YARGITAY KARARI
DAİRE : 23. Hukuk Dairesi
ESAS NO : 2011/2219
KARAR NO : 2011/2850
KARAR TARİHİ : 27.12.2011
MAHKEMESİ :Sulh Hukuk Mahkemesi
Taraflar arasındaki menfi tesbit davasının yapılan yargılaması sonunda ilamda yazılı nedenlerden dolayı davanın kabulüne yönelik olarak verilen hükmün süresi içinde davalı vekilince temyiz edilmesi üzerine dosya incelendi, gereği konuşulup düşünüldü.
-KARAR-
Davacı, davalı kooperatifin, ilk 20 ortağından biri olduğunu, Beşparmak Konut Yapı Kooperatifi ile yapılan kat karşılığı inşaat sözleşmesine göre ilk 20 ortağa dairelerinin anahtar teslimi yapılıp verileceğini, daha sonra iki kooperatifin protokol yaparak birleşme kararı aldığını, 13.05.2006 tarihli genel kurulda ilk 20 ortaktan bir defaya mahsus 500,00 TL alınacağına karar verildiğini, borçlarını ödemiş olmasına rağmen hakkında icra takibi başlatıldığını ileri sürerek, takip nedeniyle borçlu olmadığının tespitine karar verilmesini talep ve dava etmiştir.
Davalı vekili, 1163 sayılı Kooperatifler Kanununa göre ortaklar arasında eşitliğe aykırı uygulama yapılamayacağını, genel kurulda alınan aidat kararlarının tüm ortakları bağladığını, davacının bu borçlardan sorumlu olduğunu savunarak, davanın reddini istemiştir.
Mahkemece, tarafların iddia ve savunmaları, dosya kapsamı ve benimsenen bilirkişi raporuna göre, davacının borcunun bulunmadığı gerekçesi ile davanın kabulüne ve davacının davalı kooperatife takip nedeniyle borçlu olmadığının tespitine karar verilmiştir.
Karar, davalı vekili tarafından temyiz edilmiştir.
1-Dosyadaki yazılara, kararın dayandığı delillerle gerektirici sebeplere, delillerin takdirinde bir isabetsizlik bulunmamasına göre, davalı vekilinin aşağıdaki bendin kapsamı dışında kalan diğer temyiz itirazları yerinde değildir.
2-Dava, menfi tespit istemine ilişkindir.
Her iki kooperatifin birleşiminden önce, davacının üye olduğu kooperatifin, birleşmenin de kabul edildiği 13.05.2006 tarihli genel kurulunda, Güçbirliği Arsa ve Konut Yapı Kooperatifi ortaklarından bir kereye mahsus 500,00 TL aidat alınmasına, 31.07.2006 tarihine kadar aidatın ödenmesine ve zamanında ödeme yapılmaması halinde %5 gecikme faizi uygulanmasına oybirliği ile karar verilmiştir.
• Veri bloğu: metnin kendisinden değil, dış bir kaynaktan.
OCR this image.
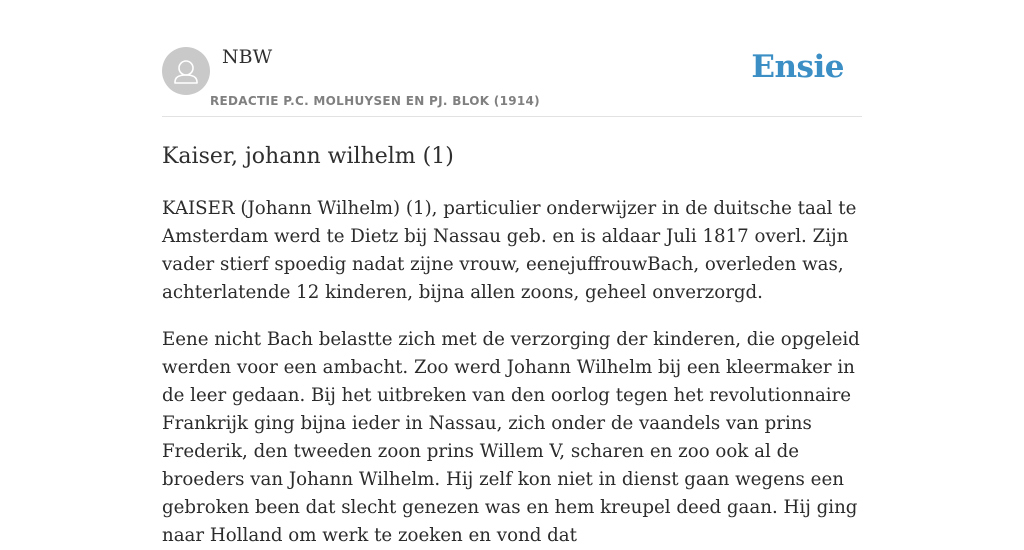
NBW
REDACTIE P.C. MOLHUYSEN EN PJ. BLOK (1914)
Ensie
Kaiser, johann wilhelm (1)

KAISER (Johann Wilhelm) (1), particulier onderwijzer in de duitsche taal te Amsterdam werd te Dietz bij Nassau geb. en is aldaar Juli 1817 overl. Zijn vader stierf spoedig nadat zijne vrouw, eenejuffrouwBach, overleden was, achterlatende 12 kinderen, bijna allen zoons, geheel onverzorgd.

Eene nicht Bach belastte zich met de verzorging der kinderen, die opgeleid werden voor een ambacht. Zoo werd Johann Wilhelm bij een kleermaker in de leer gedaan. Bij het uitbreken van den oorlog tegen het revolutionnaire Frankrijk ging bijna ieder in Nassau, zich onder de vaandels van prins Frederik, den tweeden zoon prins Willem V, scharen en zoo ook al de broeders van Johann Wilhelm. Hij zelf kon niet in dienst gaan wegens een gebroken been dat slecht genezen was en hem kreupel deed gaan. Hij ging naar Holland om werk te zoeken en vond dat
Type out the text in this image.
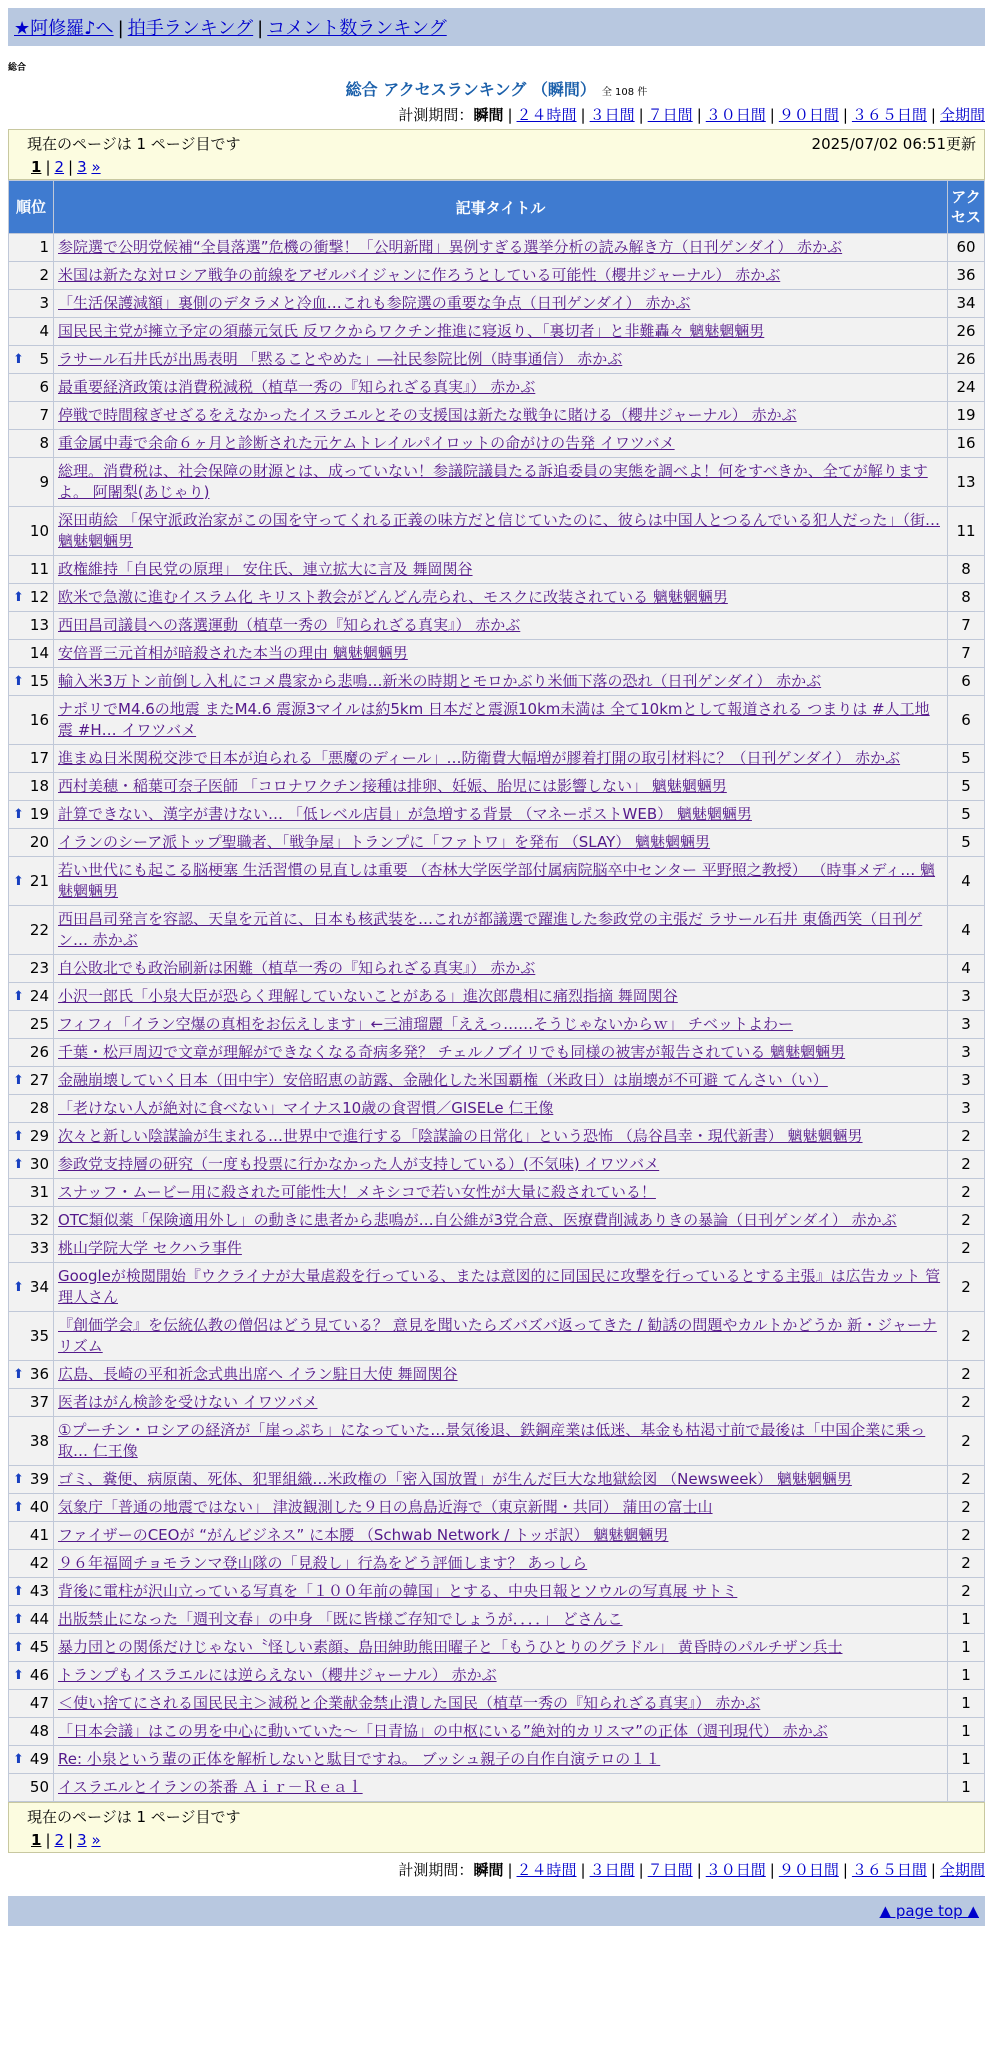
★阿修羅♪へ | 拍手ランキング | コメント数ランキング
総合
総合 アクセスランキング （瞬間） 全 108 件
計測期間：瞬間 | ２４時間 | ３日間 | ７日間 | ３０日間 | ９０日間 | ３６５日間 | 全期間
現在のページは 1 ページ目です	2025/07/02 06:51更新
1 | 2 | 3 »
順位	記事タイトル	アクセス
1	参院選で公明党候補“全員落選”危機の衝撃！「公明新聞」異例すぎる選挙分析の読み解き方（日刊ゲンダイ） 赤かぶ	60
2	米国は新たな対ロシア戦争の前線をアゼルバイジャンに作ろうとしている可能性（櫻井ジャーナル） 赤かぶ	36
3	「生活保護減額」裏側のデタラメと冷血…これも参院選の重要な争点（日刊ゲンダイ） 赤かぶ	34
4	国民民主党が擁立予定の須藤元気氏 反ワクからワクチン推進に寝返り、「裏切者」と非難轟々 魑魅魍魎男	26

⬆ 5	ラサール石井氏が出馬表明 「黙ることやめた」―社民参院比例（時事通信） 赤かぶ	26
6	最重要経済政策は消費税減税（植草一秀の『知られざる真実』） 赤かぶ	24
7	停戦で時間稼ぎせざるをえなかったイスラエルとその支援国は新たな戦争に賭ける（櫻井ジャーナル） 赤かぶ	19
8	重金属中毒で余命６ヶ月と診断された元ケムトレイルパイロットの命がけの告発 イワツバメ	16
9	総理。消費税は、社会保障の財源とは、成っていない！参議院議員たる訴追委員の実態を調べよ！何をすべきか、全てが解りますよ。 阿闍梨(あじゃり)	13
10	深田萌絵 「保守派政治家がこの国を守ってくれる正義の味方だと信じていたのに、彼らは中国人とつるんでいる犯人だった」（街… 魑魅魍魎男	11
11	政権維持「自民党の原理」 安住氏、連立拡大に言及 舞岡関谷	8

⬆ 12	欧米で急激に進むイスラム化 キリスト教会がどんどん売られ、モスクに改装されている 魑魅魍魎男	8
13	西田昌司議員への落選運動（植草一秀の『知られざる真実』） 赤かぶ	7
14	安倍晋三元首相が暗殺された本当の理由 魑魅魍魎男	7

⬆ 15	輸入米3万トン前倒し入札にコメ農家から悲鳴…新米の時期とモロかぶり米価下落の恐れ（日刊ゲンダイ） 赤かぶ	6
16	ナポリでM4.6の地震 またM4.6 震源3マイルは約5km 日本だと震源10km未満は 全て10kmとして報道される つまりは #人工地震 #H… イワツバメ	6
17	進まぬ日米関税交渉で日本が迫られる「悪魔のディール」…防衛費大幅増が膠着打開の取引材料に？（日刊ゲンダイ） 赤かぶ	5
18	西村美穂・稲葉可奈子医師 「コロナワクチン接種は排卵、妊娠、胎児には影響しない」 魑魅魍魎男	5

⬆ 19	計算できない、漢字が書けない… 「低レベル店員」が急増する背景 （マネーポストWEB） 魑魅魍魎男	5
20	イランのシーア派トップ聖職者、「戦争屋」トランプに「ファトワ」を発布 （SLAY） 魑魅魍魎男	5

⬆ 21	若い世代にも起こる脳梗塞 生活習慣の見直しは重要 （杏林大学医学部付属病院脳卒中センター 平野照之教授） （時事メディ… 魑魅魍魎男	4
22	西田昌司発言を容認、天皇を元首に、日本も核武装を…これが都議選で躍進した参政党の主張だ ラサール石井 東僑西笑（日刊ゲン… 赤かぶ	4
23	自公敗北でも政治刷新は困難（植草一秀の『知られざる真実』） 赤かぶ	4

⬆ 24	小沢一郎氏「小泉大臣が恐らく理解していないことがある」進次郎農相に痛烈指摘 舞岡関谷	3
25	フィフィ「イラン空爆の真相をお伝えします」←三浦瑠麗「ええっ……そうじゃないからｗ」 チベットよわー	3
26	千葉・松戸周辺で文章が理解ができなくなる奇病多発？ チェルノブイリでも同様の被害が報告されている 魑魅魍魎男	3

⬆ 27	金融崩壊していく日本（田中宇）安倍昭恵の訪露、金融化した米国覇権（米政日）は崩壊が不可避 てんさい（い）	3
28	「老けない人が絶対に食べない」マイナス10歳の食習慣／GISELe 仁王像	3

⬆ 29	次々と新しい陰謀論が生まれる…世界中で進行する「陰謀論の日常化」という恐怖 （烏谷昌幸・現代新書） 魑魅魍魎男	2

⬆ 30	参政党支持層の研究（一度も投票に行かなかった人が支持している）(不気味) イワツバメ	2
31	スナッフ・ムービー用に殺された可能性大！メキシコで若い女性が大量に殺されている！	2
32	OTC類似薬「保険適用外し」の動きに患者から悲鳴が…自公維が3党合意、医療費削減ありきの暴論（日刊ゲンダイ） 赤かぶ	2
33	桃山学院大学 セクハラ事件	2

⬆ 34	Googleが検閲開始『ウクライナが大量虐殺を行っている、または意図的に同国民に攻撃を行っているとする主張』は広告カット 管理人さん	2
35	『創価学会』を伝統仏教の僧侶はどう見ている？ 意見を聞いたらズバズバ返ってきた / 勧誘の問題やカルトかどうか 新・ジャーナリズム	2

⬆ 36	広島、長崎の平和祈念式典出席へ イラン駐日大使 舞岡関谷	2
37	医者はがん検診を受けない イワツバメ	2
38	①プーチン・ロシアの経済が「崖っぷち」になっていた…景気後退、鉄鋼産業は低迷、基金も枯渇寸前で最後は「中国企業に乗っ取… 仁王像	2

⬆ 39	ゴミ、糞便、病原菌、死体、犯罪組織…米政権の「密入国放置」が生んだ巨大な地獄絵図 （Newsweek） 魑魅魍魎男	2

⬆ 40	気象庁「普通の地震ではない」 津波観測した９日の鳥島近海で（東京新聞・共同） 蒲田の富士山	2
41	ファイザーのCEOが “がんビジネス” に本腰 （Schwab Network / トッポ訳） 魑魅魍魎男	2
42	９６年福岡チョモランマ登山隊の「見殺し」行為をどう評価します？ あっしら	2

⬆ 43	背後に電柱が沢山立っている写真を「１００年前の韓国」とする、中央日報とソウルの写真展 サトミ	2

⬆ 44	出版禁止になった「週刊文春」の中身 「既に皆様ご存知でしょうが．．．．」 どさんこ	1

⬆ 45	暴力団との関係だけじゃない〝怪しい素顔〟島田紳助熊田曜子と「もうひとりのグラドル」 黄昏時のパルチザン兵士	1

⬆ 46	トランプもイスラエルには逆らえない（櫻井ジャーナル） 赤かぶ	1
47	＜使い捨てにされる国民民主＞減税と企業献金禁止潰した国民（植草一秀の『知られざる真実』） 赤かぶ	1
48	「日本会議」はこの男を中心に動いていた〜「日青協」の中枢にいる”絶対的カリスマ”の正体（週刊現代） 赤かぶ	1

⬆ 49	Re: 小泉という輩の正体を解析しないと駄目ですね。 ブッシュ親子の自作自演テロの１１	1
50	イスラエルとイランの茶番 Ａｉｒ－Ｒｅａｌ	1
現在のページは 1 ページ目です
1 | 2 | 3 »
計測期間：瞬間 | ２４時間 | ３日間 | ７日間 | ３０日間 | ９０日間 | ３６５日間 | 全期間
▲ page top ▲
Hükme esas alınan 05.11.2009 havale tarihli bilirkişi raporunda, davacının ödeme yükümlülükleri toplamı 5.140,00 TL olarak hesaplanmış ancak bu hesaplama yapılırken 13.05.2006 tarihli genel kurulda kararlaştırılan 500,00 TL ve varsa gecikme faizi borcu dikkate alınmamıştır.
Bu durumda mahkemece, yukarıdaki hususları da karşılayacak şekilde bilirkişiden ek rapor alınarak oluşacak uygun sonuç dairesinde karar verilmesi gerekirken eksik incelemeye dayalı yazılı şekilde hüküm kurulması doğru değildir.
SONUÇ: Yukarıda (1) numaralı bentte açıklanan nedenlerle davalı vekilinin diğer temyiz itirazlarının reddine, (2) numaralı bentte açıklanan nedenlerle, diğer temyiz itirazlarının kabulü ile hükmün, davalı yararına BOZULMASINA, peşin harcın istek halinde iadesine, 27.12.2011 tarihinde oybirliğiyle karar verildi.